At the end of the 2000 season, McCarthy finally made it to the professional level by becoming a radio broadcaster for the Philadelphia Phillies. He stayed for five years before the radio job for the New York Mets opened up for the 2006 season.
McCarthy’s broadcasting r?sum? goes beyond baseball as well. He has been the radio voice for Rutgers University football and Princeton University basketball and football, and he hosted a talk show on ESPN radio. Currently, he does play-by-play for St. Joseph’s University basketball and select games on College Sports Television when he is not busy with Mets broadcasts.
It is obvious speaking with McCarthy that being in the press box for Mets games is a dream come true, and it didn’t hurt that the team made a serious run at the World Series.
“Going to the postseason this year is the one thing that really stood out . Seeing what the postseason is like, that to me was and is the topper of all toppers,” he said. “It’s the brightest stage.”
McCarthy said that his other most notable memories in the broadcast booth were calling his first major-league game and watching Princeton’s men’s basketball team upset UCLA in the 1996 NCAA tournament. He also noted the thrill of meeting his baseball heroes that he had growing up, including Keith Hernandez and Ron Darling, members of the 1986 Mets championship team who currently work as analysts for Mets games on television.

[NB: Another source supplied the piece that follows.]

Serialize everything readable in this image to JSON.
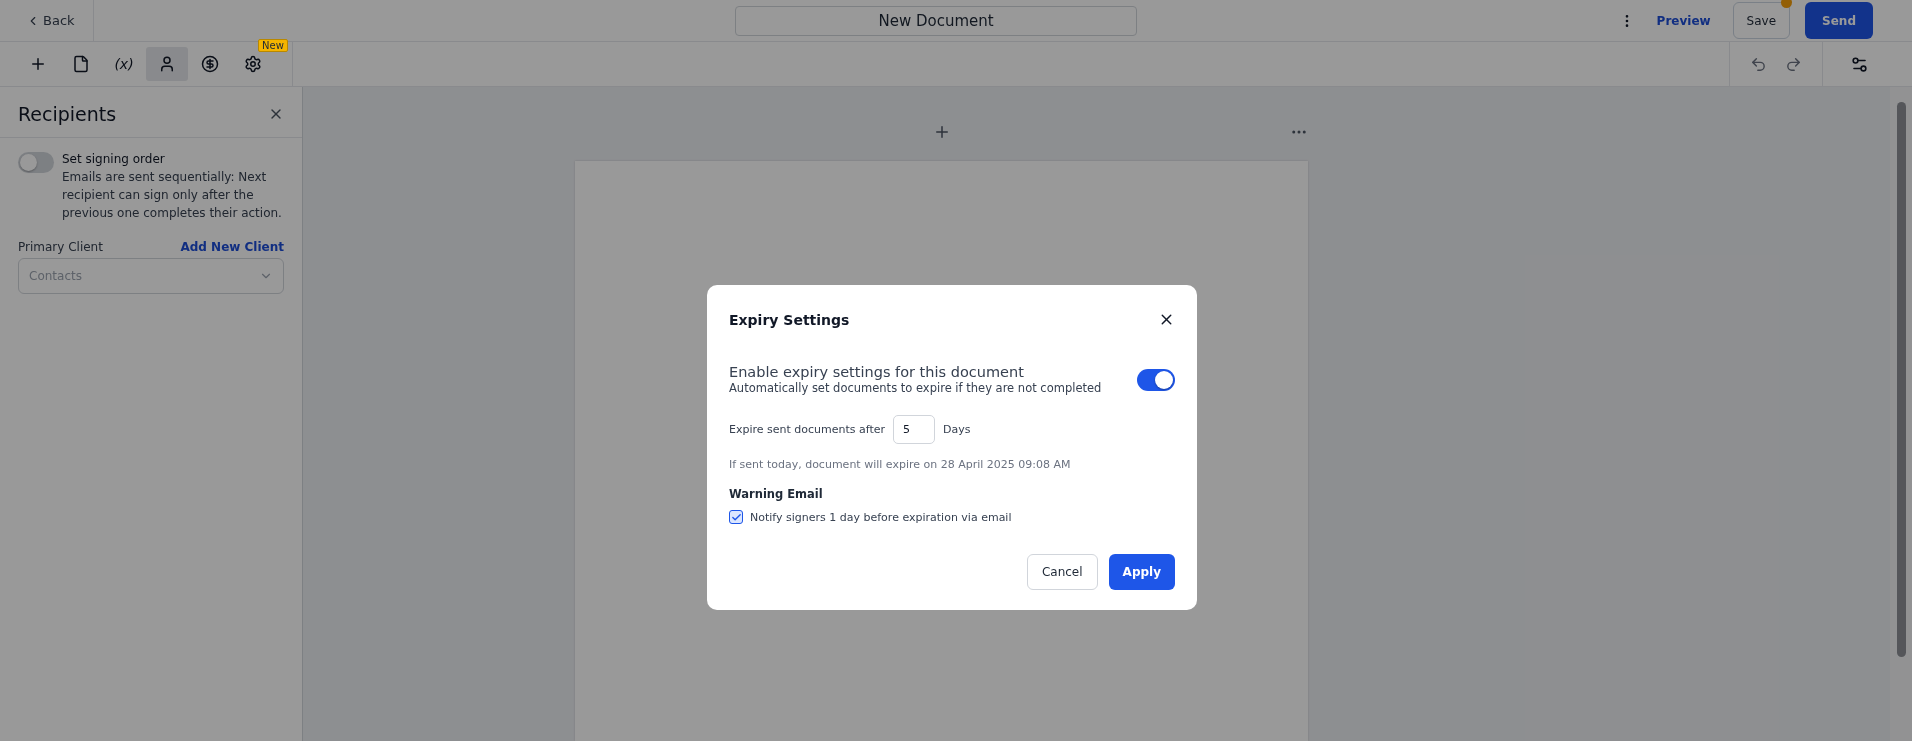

McCarthy described the hard work that goes into each of his major-league broadcasts. “It’s a lot of reading, a lot of research, a lot of studying,” he said. “You need to have a lot of stuff off the top of your head.”
But the perks of the job are just impossible to overlook. McCarthy travels with the team and gets to see great cities and ballparks throughout the country. “To see that many baseball games in a year, it’s huge,” he said. “It’s an awesome job.”

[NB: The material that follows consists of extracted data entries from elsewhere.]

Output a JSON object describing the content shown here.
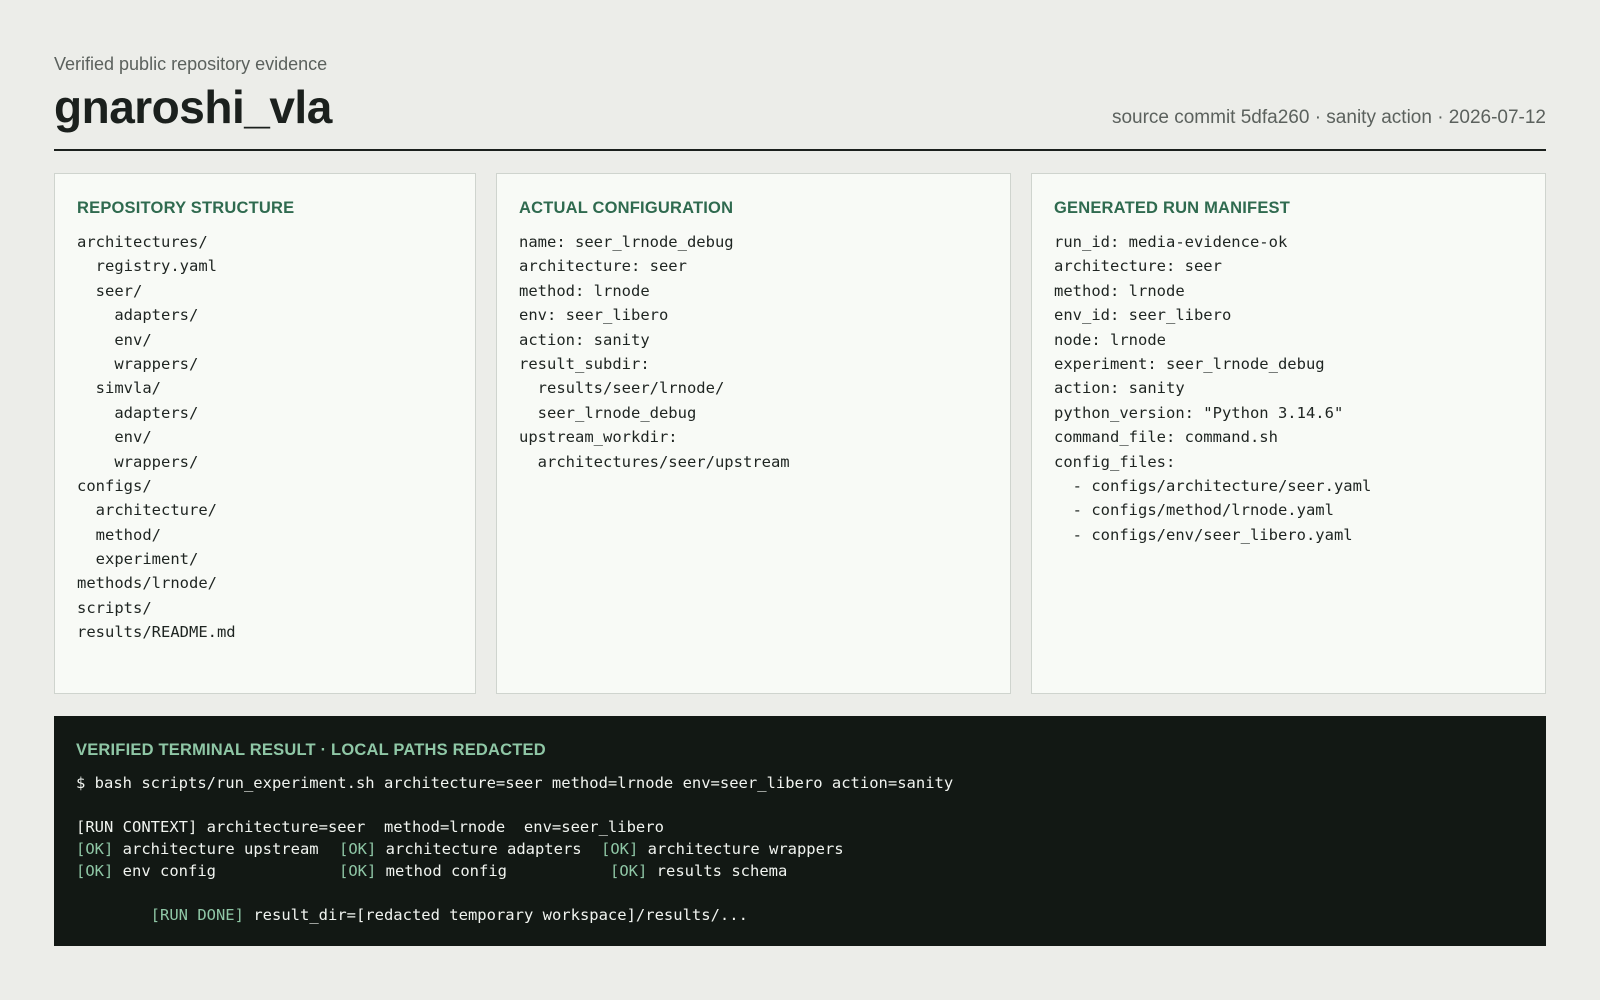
{
  "header": {
    "subtitle": "Verified public repository evidence",
    "title": "gnaroshi_vla",
    "meta": "source commit 5dfa260 · sanity action · 2026-07-12"
  },
  "cards": {
    "structure": {
      "title": "REPOSITORY STRUCTURE",
      "lines": [
        "architectures/",
        "  registry.yaml",
        "  seer/",
        "    adapters/",
        "    env/",
        "    wrappers/",
        "  simvla/",
        "    adapters/",
        "    env/",
        "    wrappers/",
        "configs/",
        "  architecture/",
        "  method/",
        "  experiment/",
        "methods/lrnode/",
        "scripts/",
        "results/README.md"
      ]
    },
    "config": {
      "title": "ACTUAL CONFIGURATION",
      "lines": [
        "name: seer_lrnode_debug",
        "architecture: seer",
        "method: lrnode",
        "env: seer_libero",
        "action: sanity",
        "result_subdir:",
        "  results/seer/lrnode/",
        "  seer_lrnode_debug",
        "upstream_workdir:",
        "  architectures/seer/upstream"
      ]
    },
    "manifest": {
      "title": "GENERATED RUN MANIFEST",
      "lines": [
        "run_id: media-evidence-ok",
        "architecture: seer",
        "method: lrnode",
        "env_id: seer_libero",
        "node: lrnode",
        "experiment: seer_lrnode_debug",
        "action: sanity",
        "python_version: \"Python 3.14.6\"",
        "command_file: command.sh",
        "config_files:",
        "  - configs/architecture/seer.yaml",
        "  - configs/method/lrnode.yaml",
        "  - configs/env/seer_libero.yaml"
      ]
    }
  },
  "terminal": {
    "title": "VERIFIED TERMINAL RESULT · LOCAL PATHS REDACTED",
    "command": "$ bash scripts/run_experiment.sh architecture=seer method=lrnode env=seer_libero action=sanity",
    "context": "[RUN CONTEXT] architecture=seer  method=lrnode  env=seer_libero",
    "checks": [
      [
        {
          "tag": "[OK]",
          "text": "architecture upstream"
        },
        {
          "tag": "[OK]",
          "text": "architecture adapters"
        },
        {
          "tag": "[OK]",
          "text": "architecture wrappers"
        }
      ],
      [
        {
          "tag": "[OK]",
          "text": "env config"
        },
        {
          "tag": "[OK]",
          "text": "method config"
        },
        {
          "tag": "[OK]",
          "text": "results schema"
        }
      ]
    ],
    "done": {
      "tag": "[RUN DONE]",
      "text": "result_dir=[redacted temporary workspace]/results/..."
    },
    "colors": {
      "ok_tag": "#8fc7a6",
      "background": "#121814"
    }
  }
}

As a Mets fan, McCarthy was disappointed with the way the season ended. The Mets, defeated by the St. Louis Cardinals in Game 7 of the National League Championship Series, fell one win shy of a trip to the World Series.
“Even with the injuries, I felt that this team really had all the pieces,” he said. He predicted that the offseason will bring a lot of changes for the pitching staff, and that the team will have a new second baseman and leftfielder by the start of the 2007 season.
McCarthy, who currently lives in Allentown, N.J., with his wife and four children, has a strong connection to the Trenton area, where he attended college and got the job that catapulted him to the big stage.
In 2003, he had his first book published, “Baseball in Trenton,” which contains many photographs and captions depicting the rich history of minor league baseball in the city. He said that a number of baseball greats spent the beginning of their careers playing in Trenton, including Willie Mays, Derek Jeter and Nomar Garciaparra.
“It’s the first of a number of books I hope to write,” McCarthy said.
McCarthy encouraged students to not be afraid to be ambitious in following their dreams: “When you’re young you can be busy because you don’t have many responsibilities. Take on more than you think you can handle, because you can handle it.”